Gosh, you must all be suffering from too many mince pies! Tap-tap, anyone in?
On Christmas Eve, I dug out the Bernard Marchal I'd bought at the last Sodbury Sort out. As is the way of these things, I'd not had it running since. Although it had a quite distressing amount of compression and a spark that would have lit Merna Loy, it wouldn't go until I threw some petrol down the carb, whereupon it started promptly & ran like a clock. This heartened, I carried it through the house & tucked it into the Volvo ready for the crank up.
On Christmas Eve, I took delivery of the Weslake Aero engine I'd bought off E-Bay a couple of weeks before. The nice man brought it up from Helston in Cornwall as he was staying with his parents for Christmas in Weston. I met him on the Weston road, thus saving me a 360 miles round trip - bless him, I say! Full description below sig. line should you be interested.
I took it to the crank up as a static exhibit & it attracted a lot of attention, too. Even found a MoP that knew what it was ;o))
The Bernard repeated its clock-like performance, fulfilling is duties in a very frugal fashion. Amusingly, it was a nearly-stationary engine, making about 90o of a circle on the damp tarmac. I didn't count them, but I'd guess there were twenty engines present.
I bought an interesting little oil can for £2.00 and a brand new water container of about five gallons capacity in galvenised steel as a cooling tank for the L'Aster At £6.00, I bit his hand off!
Brian had done one of his lightning restorations on a Coventry Victor flat four and very nice it was too. A big 1.8 litre motor, it looked very well alongside his 300cc MA2 & 800cc flat twin.
Flat twins have a reputation for soaking up the fuel & the four was no exception, getting through half a gallon in about ten minutes. Arrgh.
There were three Armstrong-Siddeley Diesels present on a trailer in their working clothes and a Douglas SV45 unusually running on TVO. It's claim to fame was that it was the last one built, the chap's dad being on final build at Douglas on the day they went bankrupt.
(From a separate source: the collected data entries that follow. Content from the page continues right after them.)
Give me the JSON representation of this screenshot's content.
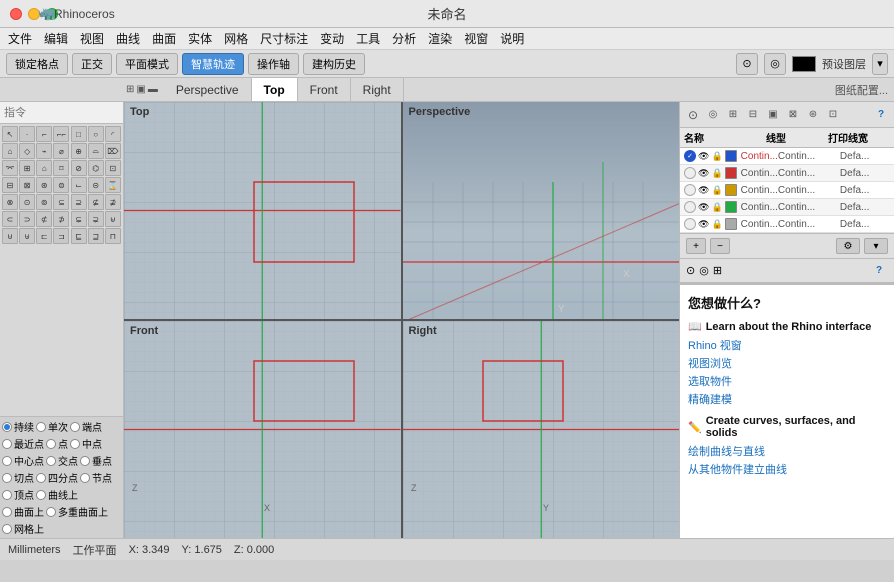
{
  "titlebar": {
    "app_name": "Rhinoceros",
    "title": "未命名"
  },
  "menu": {
    "items": [
      "文件",
      "编辑",
      "视图",
      "曲线",
      "曲面",
      "实体",
      "网格",
      "尺寸标注",
      "变动",
      "工具",
      "分析",
      "渲染",
      "视窗",
      "说明"
    ]
  },
  "toolbar": {
    "lock_grid": "锁定格点",
    "ortho": "正交",
    "plane_mode": "平面模式",
    "smart_track": "智慧轨迹",
    "op_axis": "操作轴",
    "build_history": "建构历史",
    "preset_label": "预设图层",
    "color_swatch": "#000000"
  },
  "viewport_tabs": {
    "tabs": [
      {
        "label": "Perspective",
        "active": false
      },
      {
        "label": "Top",
        "active": true
      },
      {
        "label": "Front",
        "active": false
      },
      {
        "label": "Right",
        "active": false
      }
    ],
    "settings_label": "图纸配置..."
  },
  "viewports": {
    "top_left": {
      "label": "Top",
      "active": true
    },
    "top_right": {
      "label": "Perspective",
      "active": false
    },
    "bottom_left": {
      "label": "Front",
      "active": false
    },
    "bottom_right": {
      "label": "Right",
      "active": false
    }
  },
  "command_input": {
    "placeholder": "指令"
  },
  "osnap": {
    "items": [
      {
        "label": "持续",
        "checked": true
      },
      {
        "label": "单次",
        "checked": false
      },
      {
        "label": "端点",
        "checked": false
      },
      {
        "label": "最近点",
        "checked": false
      },
      {
        "label": "点",
        "checked": false
      },
      {
        "label": "中点",
        "checked": false
      },
      {
        "label": "中心点",
        "checked": false
      },
      {
        "label": "交点",
        "checked": false
      },
      {
        "label": "垂点",
        "checked": false
      },
      {
        "label": "切点",
        "checked": false
      },
      {
        "label": "四分点",
        "checked": false
      },
      {
        "label": "节点",
        "checked": false
      },
      {
        "label": "顶点",
        "checked": false
      },
      {
        "label": "曲线上",
        "checked": false
      },
      {
        "label": "曲面上",
        "checked": false
      },
      {
        "label": "多重曲面上",
        "checked": false
      },
      {
        "label": "网格上",
        "checked": false
      }
    ]
  },
  "layer_panel": {
    "header": "名称",
    "col_line": "线型",
    "col_print": "打印线宽",
    "layers": [
      {
        "name": "Contin...",
        "color": "#2255cc",
        "line": "Contin...",
        "print": "Defa..."
      },
      {
        "name": "Contin...",
        "color": "#cc3333",
        "line": "Contin...",
        "print": "Defa..."
      },
      {
        "name": "Contin...",
        "color": "#cc9900",
        "line": "Contin...",
        "print": "Defa..."
      },
      {
        "name": "Contin...",
        "color": "#22aa44",
        "line": "Contin...",
        "print": "Defa..."
      },
      {
        "name": "Contin...",
        "color": "#aaaaaa",
        "line": "Contin...",
        "print": "Defa..."
      }
    ]
  },
  "help_panel": {
    "what_label": "您想做什么?",
    "section1_title": "Learn about the Rhino interface",
    "section1_links": [
      "Rhino 视窗",
      "视图浏览",
      "选取物件",
      "精确建模"
    ],
    "section2_title": "Create curves, surfaces, and solids",
    "section2_links": [
      "绘制曲线与直线",
      "从其他物件建立曲线"
    ]
  },
  "status_bar": {
    "unit": "Millimeters",
    "cplane": "工作平面",
    "x": "X: 3.349",
    "y": "Y: 1.675",
    "z": "Z: 0.000"
  }
}
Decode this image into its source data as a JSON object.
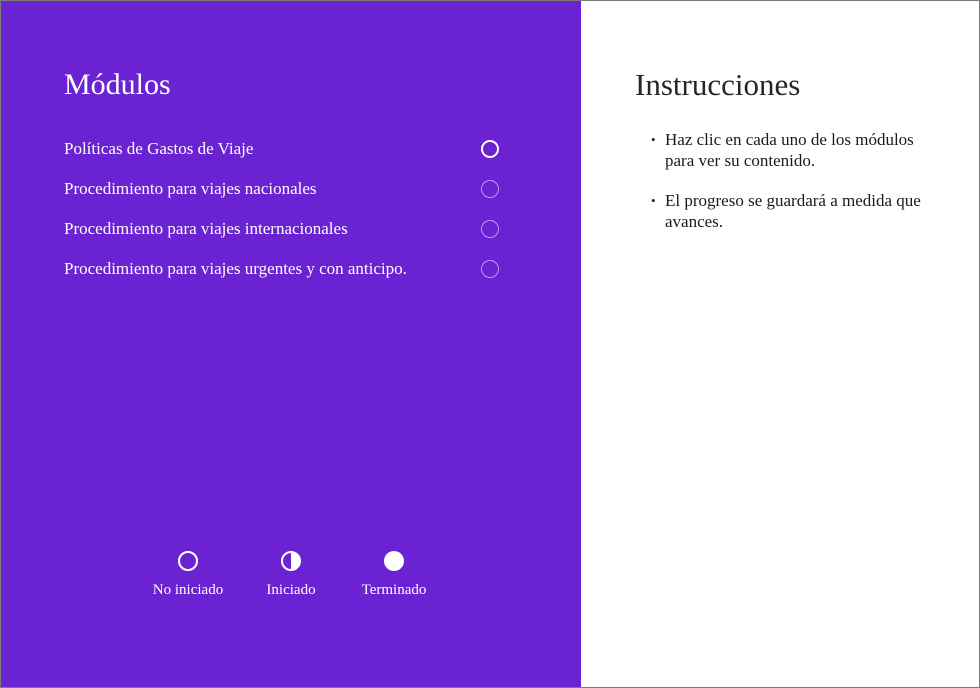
{
  "left_panel": {
    "title": "Módulos",
    "background_color": "#6a22d2",
    "modules": [
      {
        "label": "Políticas de Gastos de Viaje",
        "status": "no-iniciado",
        "icon": "empty-circle-icon"
      },
      {
        "label": "Procedimiento para viajes nacionales",
        "status": "no-iniciado",
        "icon": "empty-circle-icon"
      },
      {
        "label": "Procedimiento para viajes internacionales",
        "status": "no-iniciado",
        "icon": "empty-circle-icon"
      },
      {
        "label": "Procedimiento para viajes urgentes y con anticipo.",
        "status": "no-iniciado",
        "icon": "empty-circle-icon"
      }
    ],
    "legend": [
      {
        "label": "No iniciado",
        "icon": "empty-circle-icon"
      },
      {
        "label": "Iniciado",
        "icon": "half-circle-icon"
      },
      {
        "label": "Terminado",
        "icon": "filled-circle-icon"
      }
    ]
  },
  "right_panel": {
    "title": "Instrucciones",
    "instructions": [
      "Haz clic en cada uno de los módulos para ver su contenido.",
      "El progreso se guardará a medida que avances."
    ]
  }
}
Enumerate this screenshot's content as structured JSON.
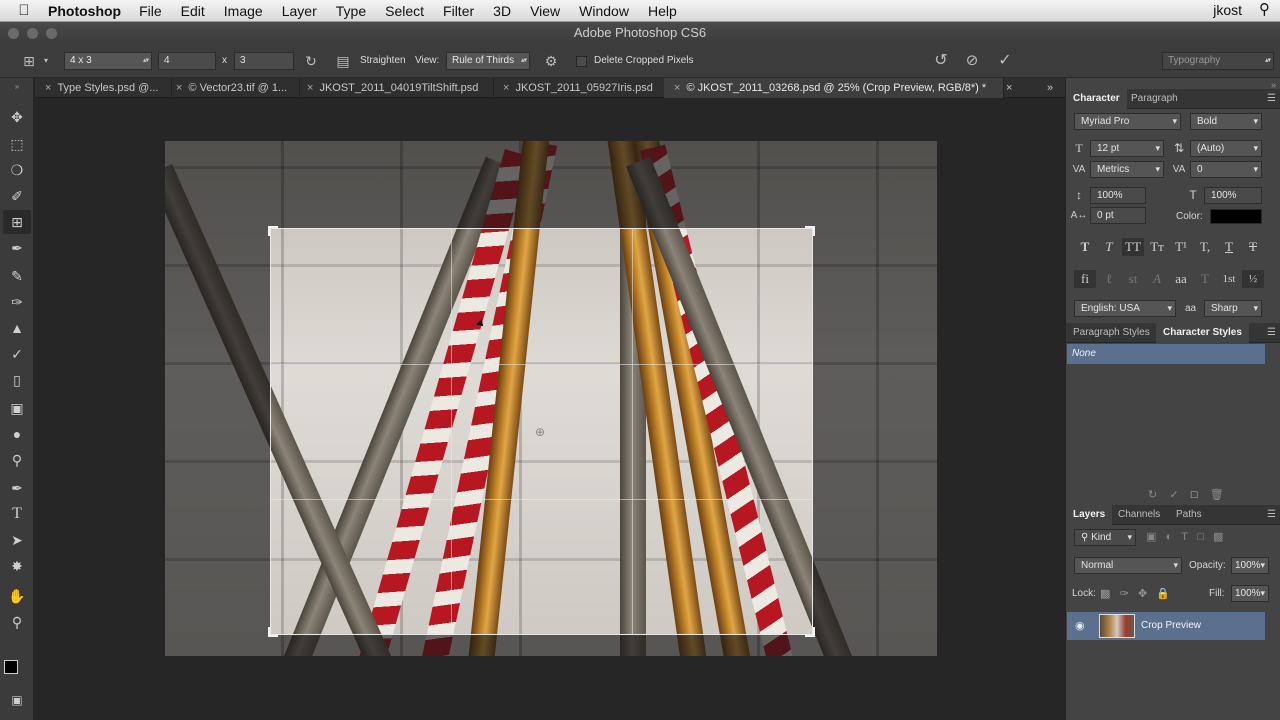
{
  "menubar": {
    "app_name": "Photoshop",
    "items": [
      "File",
      "Edit",
      "Image",
      "Layer",
      "Type",
      "Select",
      "Filter",
      "3D",
      "View",
      "Window",
      "Help"
    ],
    "user": "jkost"
  },
  "window": {
    "title": "Adobe Photoshop CS6"
  },
  "options": {
    "ratio_preset": "4 x 3",
    "width": "4",
    "times": "x",
    "height": "3",
    "straighten_label": "Straighten",
    "view_label": "View:",
    "view_value": "Rule of Thirds",
    "delete_cropped_label": "Delete Cropped Pixels",
    "workspace": "Typography"
  },
  "tabs": [
    {
      "label": "Type Styles.psd @..."
    },
    {
      "label": "© Vector23.tif @ 1..."
    },
    {
      "label": "JKOST_2011_04019TiltShift.psd"
    },
    {
      "label": "JKOST_2011_05927Iris.psd"
    },
    {
      "label": "© JKOST_2011_03268.psd @ 25% (Crop Preview, RGB/8*) *"
    }
  ],
  "character": {
    "tab_character": "Character",
    "tab_paragraph": "Paragraph",
    "font_family": "Myriad Pro",
    "font_style": "Bold",
    "font_size": "12 pt",
    "leading": "(Auto)",
    "kerning": "Metrics",
    "tracking": "0",
    "vertical_scale": "100%",
    "horizontal_scale": "100%",
    "baseline_shift": "0 pt",
    "color_label": "Color:",
    "language": "English: USA",
    "aa_symbol": "aa",
    "antialias": "Sharp"
  },
  "styles": {
    "tab_paragraph_styles": "Paragraph Styles",
    "tab_character_styles": "Character Styles",
    "selected": "None"
  },
  "layers": {
    "tab_layers": "Layers",
    "tab_channels": "Channels",
    "tab_paths": "Paths",
    "filter_kind": "Kind",
    "blend_mode": "Normal",
    "opacity_label": "Opacity:",
    "opacity": "100%",
    "lock_label": "Lock:",
    "fill_label": "Fill:",
    "fill": "100%",
    "layer_name": "Crop Preview"
  },
  "colors": {
    "panel_bg": "#444444",
    "selection_blue": "#5b6f8e",
    "text_color_swatch": "#000000"
  }
}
Estimating his chances of getting paid that week at zero, ho trundled the engine out of the gates on a sack truck in lieu of payment.
Pictures at
Regards,
Kim Siddorn.
The WAE 342 UAV powerplant is supplied by Meggitt Defence Systems for use in a range of Unmanned Air Vehicles such as the Snipe, Skeet & Banshee target drones and Sparrowhawk, MART, Phoenix & Spectre remote reconnaissance aircraft.
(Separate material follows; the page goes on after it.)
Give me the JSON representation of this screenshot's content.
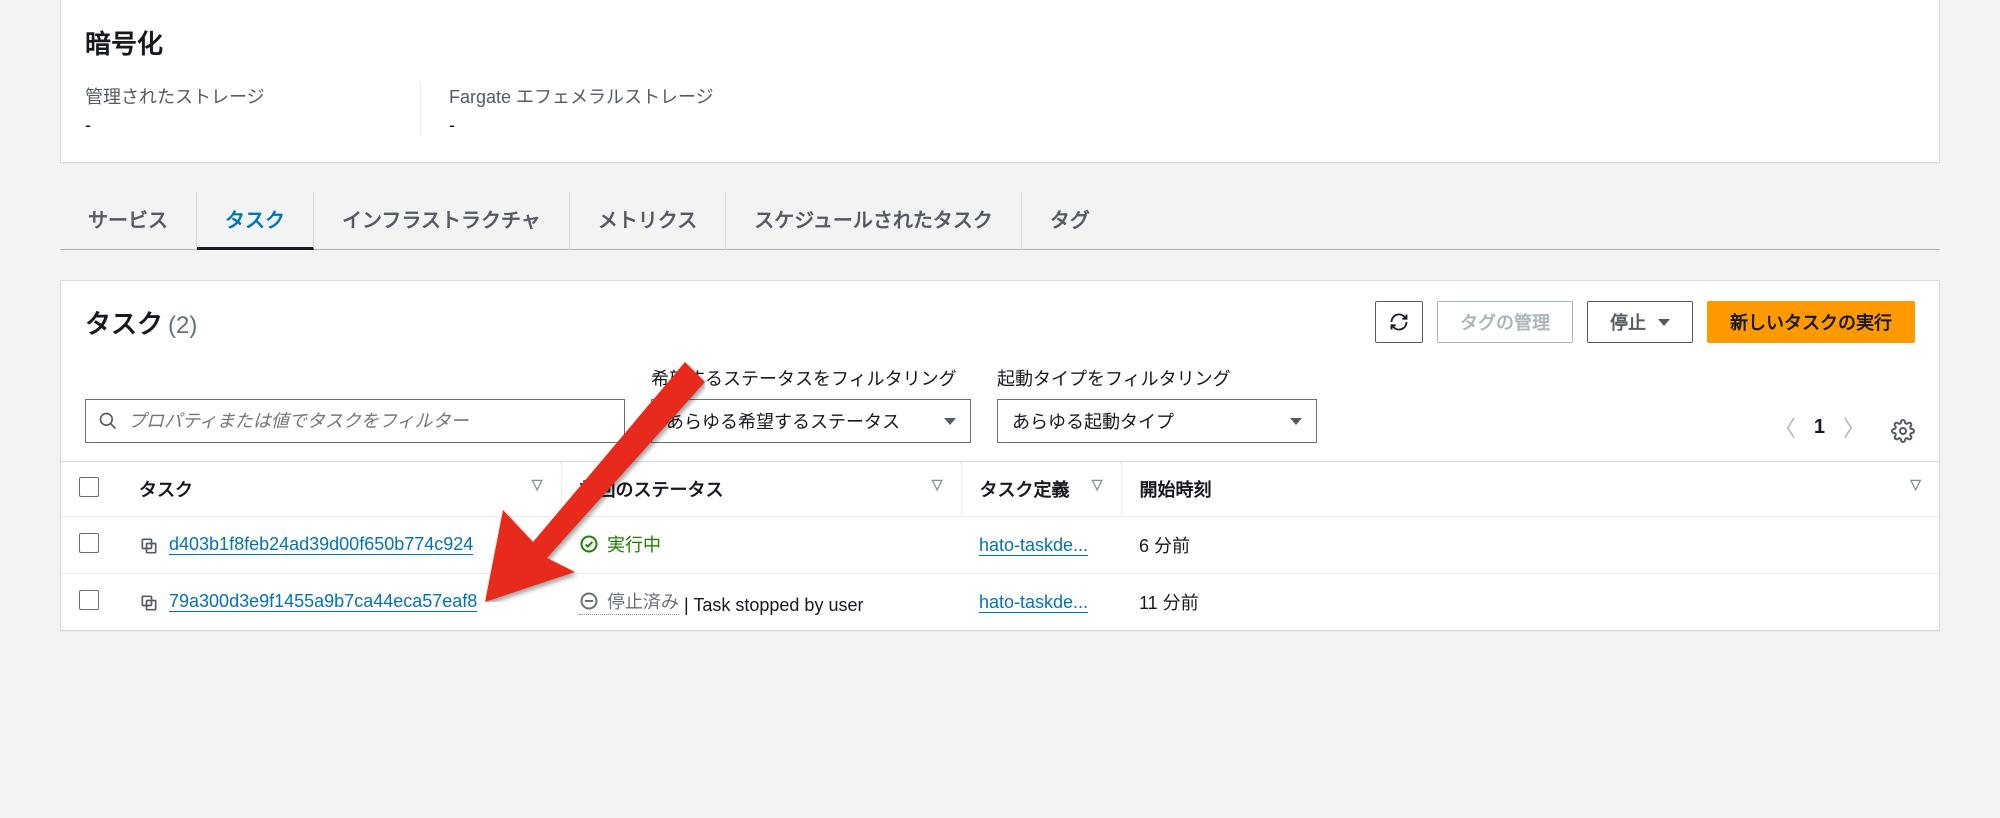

A flat twin, simultaneous-firing two stroke of 342cc, it is of all aluminium construction, the bores being hard chrome without an iron liner. The three piece forged steel crank is supported in deep groove ball bearings & carries two conn rods running on needle roller big ends. Weighing just 7.5 kilos (16.5 lbs), it produces 26 BHP at 6,750 giving an excellent power to weight ratio of 0.39kg/kW (0.65lb/bhp),
The Phoenix - pictured here - is a typical aircraft of this type and in current service with the British Army. Used for a number of activities which includes long range artillery spotting, it has an all-up weight of 150 kg, a duration of better than four hours, an operational ceiling of around 9,000 feet and can operate up to 30 miles from its launcher. It is designed for parachute recovery and can be rebuilt in the field and used repeatedly.